A conferência sobre o clima de Copenhague parece ter dado um passo à frente nesta quarta-feira, com a promessa de liberação de uma ajuda imediata de 23 bilhões de dólares para os países em desenvolvimento.

AFP |

O Japão decidiu oferecer 1,75 trilhão de ienes (19,5 bilhões de dólares), incluindo 1,3 bilhão de ienes em um fundo público, para ajudar as nações em desenvolvimento a lidar com as mudanças climáticas.

O valor, que corresponde à maior contribuição anunciada até agora na cúpula da ONU sobre o clima, equivale a mais da metade de um plano de assistência imediata de 30 bilhões de dólares no período 2010-2012 para permitir a aplicação de medidas urgentes de adaptação aos efeitos do aquecimento - um dos pontos de conflito das negociações entre os 193 países participantes.

"O Japão como país leva muito a sério sua responsabilidade dentro da comunidade internacional", declarou Sakihito Ozawa, ministro japonês do Meio Ambiente.

Por outra parte, seis países ricos anunciaram um acordo que prevê o desbloqueio de 3,5 bilhões de dólares para ajudar no combate ao desmatamento nos países mais pobres, em um cronograma de dois anos (2010-2012).

A decisão tomada por Austrália, Estados Unidos, França, Grã-Bretanha, Japão e Noruega marcou o maior avanço até agora na conferência do clima da capital dinamarquesa, que termina na próxima sexta-feira.

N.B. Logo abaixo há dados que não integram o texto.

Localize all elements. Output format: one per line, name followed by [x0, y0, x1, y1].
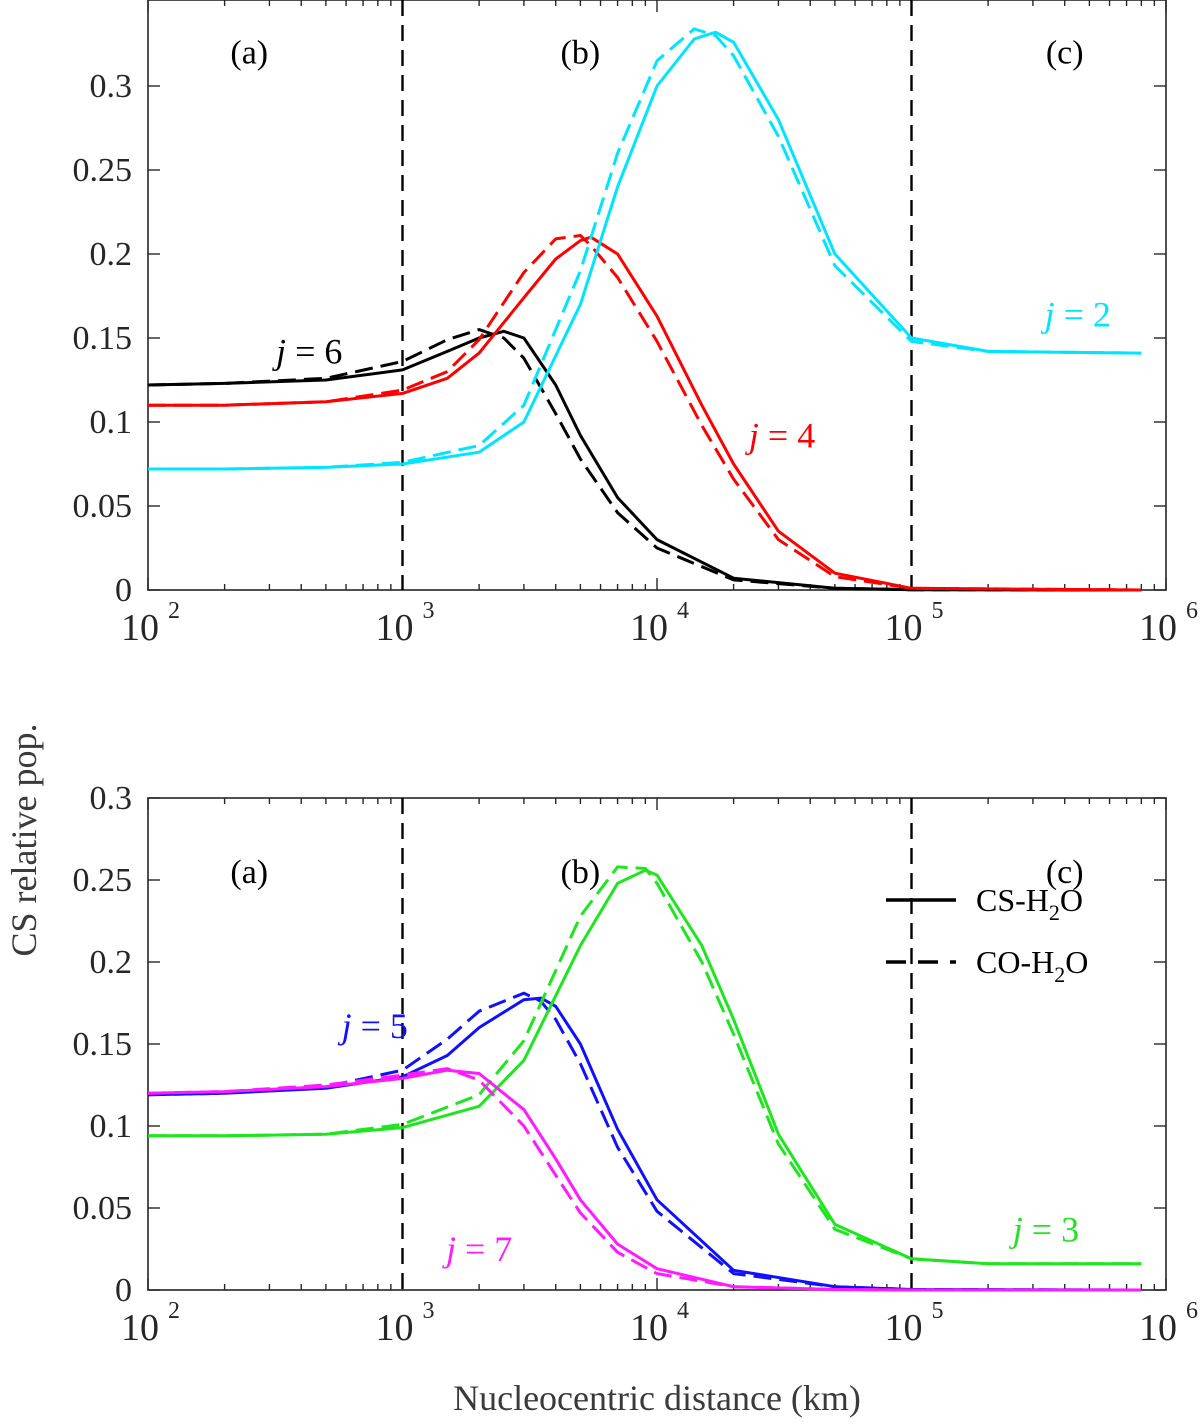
- bottom-y-tick-label: 0.3: [90, 780, 133, 817]
- top-series-j2-solid-line: [148, 30, 1142, 471]
- top-x-tick-exponent: 5: [932, 598, 944, 624]
- bottom-x-tick-exponent: 4: [677, 1298, 689, 1324]
- top-panel: 0 0.05 0.1 0.15 0.2 0.25 0.3 10 2 10 3 10 4 10 5 10 6 (a)…: [73, 0, 1198, 649]
- bottom-x-tick-label: 10: [376, 1307, 414, 1349]
- top-y-tick-label: 0.15: [73, 320, 133, 357]
- top-x-tick-label: 10: [630, 607, 668, 649]
- top-x-tick-label: 10: [885, 607, 923, 649]
- top-series-j4-dashed-line: [148, 234, 1142, 592]
- legend-label-text: O: [1060, 882, 1083, 918]
- top-y-tick-label: 0: [115, 572, 132, 609]
- bottom-series-label: j = 3: [1009, 1209, 1079, 1249]
- legend-label-subscript: 2: [1054, 962, 1065, 987]
- top-y-tick-label: 0.2: [90, 236, 133, 273]
- top-region-label: (a): [230, 34, 268, 71]
- series-label-j: j: [745, 415, 759, 455]
- top-region-label: (b): [561, 34, 601, 71]
- top-x-tick-label: 10: [376, 607, 414, 649]
- bottom-y-tick-label: 0.05: [73, 1190, 133, 1227]
- series-label-j: j: [442, 1229, 456, 1269]
- bottom-y-tick-label: 0.15: [73, 1026, 133, 1063]
- legend-dashed-label: CO-H2O: [976, 944, 1088, 987]
- legend-label-text: CS-H: [976, 882, 1049, 918]
- series-label-j: j: [1009, 1209, 1023, 1249]
- legend-label-text: O: [1065, 944, 1088, 980]
- bottom-series-label: j = 5: [338, 1006, 408, 1046]
- bottom-series-j7-solid-line: [147, 1068, 1142, 1292]
- series-label-value: = 6: [286, 331, 342, 371]
- bottom-x-tick-exponent: 3: [423, 1298, 435, 1324]
- x-axis-label: Nucleocentric distance (km): [453, 1378, 861, 1418]
- series-label-value: = 5: [352, 1006, 408, 1046]
- bottom-series-j5-dashed-line: [147, 991, 1142, 1292]
- series-label-value: = 4: [759, 415, 815, 455]
- bottom-region-label: (c): [1046, 854, 1084, 891]
- series-label-j: j: [338, 1006, 352, 1046]
- top-series-label: j = 4: [745, 415, 815, 455]
- top-y-tick-label: 0.25: [73, 152, 133, 189]
- top-series-label: j = 2: [1041, 294, 1111, 334]
- bottom-panel: 0 0.05 0.1 0.15 0.2 0.25 0.3 10 2 10 3 10 4 10 5 10 6 (a)…: [73, 780, 1199, 1349]
- bottom-x-tick-label: 10: [885, 1307, 923, 1349]
- bottom-series-j3-solid-line: [148, 868, 1142, 1266]
- bottom-y-tick-label: 0.25: [73, 862, 133, 899]
- series-label-value: = 3: [1023, 1209, 1079, 1249]
- bottom-region-label: (a): [230, 854, 268, 891]
- bottom-x-tick-exponent: 6: [1186, 1298, 1198, 1324]
- legend-label-subscript: 2: [1049, 900, 1060, 925]
- bottom-x-tick-label: 10: [630, 1307, 668, 1349]
- bottom-x-tick-exponent: 2: [168, 1298, 180, 1324]
- top-y-tick-label: 0.05: [73, 488, 133, 525]
- top-x-tick-label: 10: [121, 607, 159, 649]
- top-series-label: j = 6: [272, 331, 342, 371]
- top-region-label: (c): [1046, 34, 1084, 71]
- bottom-y-tick-label: 0: [115, 1272, 132, 1309]
- series-label-j: j: [272, 331, 286, 371]
- series-label-j: j: [1041, 294, 1055, 334]
- top-y-tick-label: 0.3: [90, 68, 133, 105]
- legend-label-text: CO-H: [976, 944, 1054, 980]
- bottom-series-j5-solid-line: [147, 996, 1142, 1292]
- bottom-x-tick-label: 10: [1139, 1307, 1177, 1349]
- y-axis-label: CS relative pop.: [4, 724, 44, 957]
- bottom-x-tick-exponent: 5: [932, 1298, 944, 1324]
- top-x-tick-exponent: 4: [677, 598, 689, 624]
- top-series-j2-dashed-line: [148, 27, 1142, 471]
- series-label-value: = 7: [456, 1229, 512, 1269]
- bottom-x-tick-label: 10: [121, 1307, 159, 1349]
- bottom-series-j3-dashed-line: [148, 865, 1142, 1266]
- top-x-tick-exponent: 2: [168, 598, 180, 624]
- bottom-series-j7-dashed-line: [147, 1067, 1142, 1292]
- top-x-tick-exponent: 3: [423, 598, 435, 624]
- bottom-series-label: j = 7: [442, 1229, 512, 1269]
- top-x-tick-exponent: 6: [1186, 598, 1198, 624]
- series-label-value: = 2: [1055, 294, 1111, 334]
- bottom-region-label: (b): [561, 854, 601, 891]
- top-y-tick-label: 0.1: [90, 404, 133, 441]
- bottom-y-tick-label: 0.1: [90, 1108, 133, 1145]
- top-x-tick-label: 10: [1139, 607, 1177, 649]
- legend-solid-label: CS-H2O: [976, 882, 1083, 925]
- bottom-y-tick-label: 0.2: [90, 944, 133, 981]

"Ações para reduzir emissões provenientes das florestas podem ajudar a estabilizar nosso clima, a apoiar o modo de vida, a conseguir a preservação da biodiversidade e a promover o desenvolvimento econômico", indicaram os seis países em um comunicado conjunto.

"Como parte de um amplo e ambicioso acordo, reconhecemos o significativo papel do financiamento público internacional no amparo aos países em desenvolvimento para reduzir, parar e no fim reverter o desmatamento", acrescentaram.

O grupo descreveu sua iniciativa como "um investimento inicial" nos países em desenvolvimento que apresentarem planos "ambiciosos" para preservar suas florestas.

"Nos comprometemos coletivamente a aumentar nosso financiamento depois, em função das oportunidades e dos resultados alcançados", destacou o comunicado.

O desmatamento de florestas em todo o mundo é responsável por um quinto das emissões anuais de gases causadores do efeito estufa - embora novos números apontem uma queda deste percentual para 12%.

No ritmo atual - cerca de 15 milhões de hectares por ano, ou seja a superfície de Bangladesh - o desmatamento é responsável por cerca de um quinto das emissões de gases de efeito estufa no mundo, ou seja, mais que o setor do transporte.

A ajuda rápida será orientada às nações que possuem florestas tropicais, precisa a França em comunicado. Ela se inscreve na "visão francesa e europeia de reduzir pela metade o desflorestamento mundial até 2020 e de fazer cessar a perda de florestas no mais tardar em 2030".

Os mecanismos do REDD (Redução de Desmatamento e Degradação), que dizem respeito a mais de 70 países no mundo, e que estão atualmente em negociação, são os que mais interessam a países como o Brasil. A disposição do REDD transforma a proteção da floresta em fonte para receber financiamento, com monitoramento e critérios internacionais.

Estes anúncios de ajuda financeira, a 48 horas do final da conferência, embora unicamente para o curto prazo, representam a primeira boa notícia dos últimos dias num encontro marcado pelas divergências.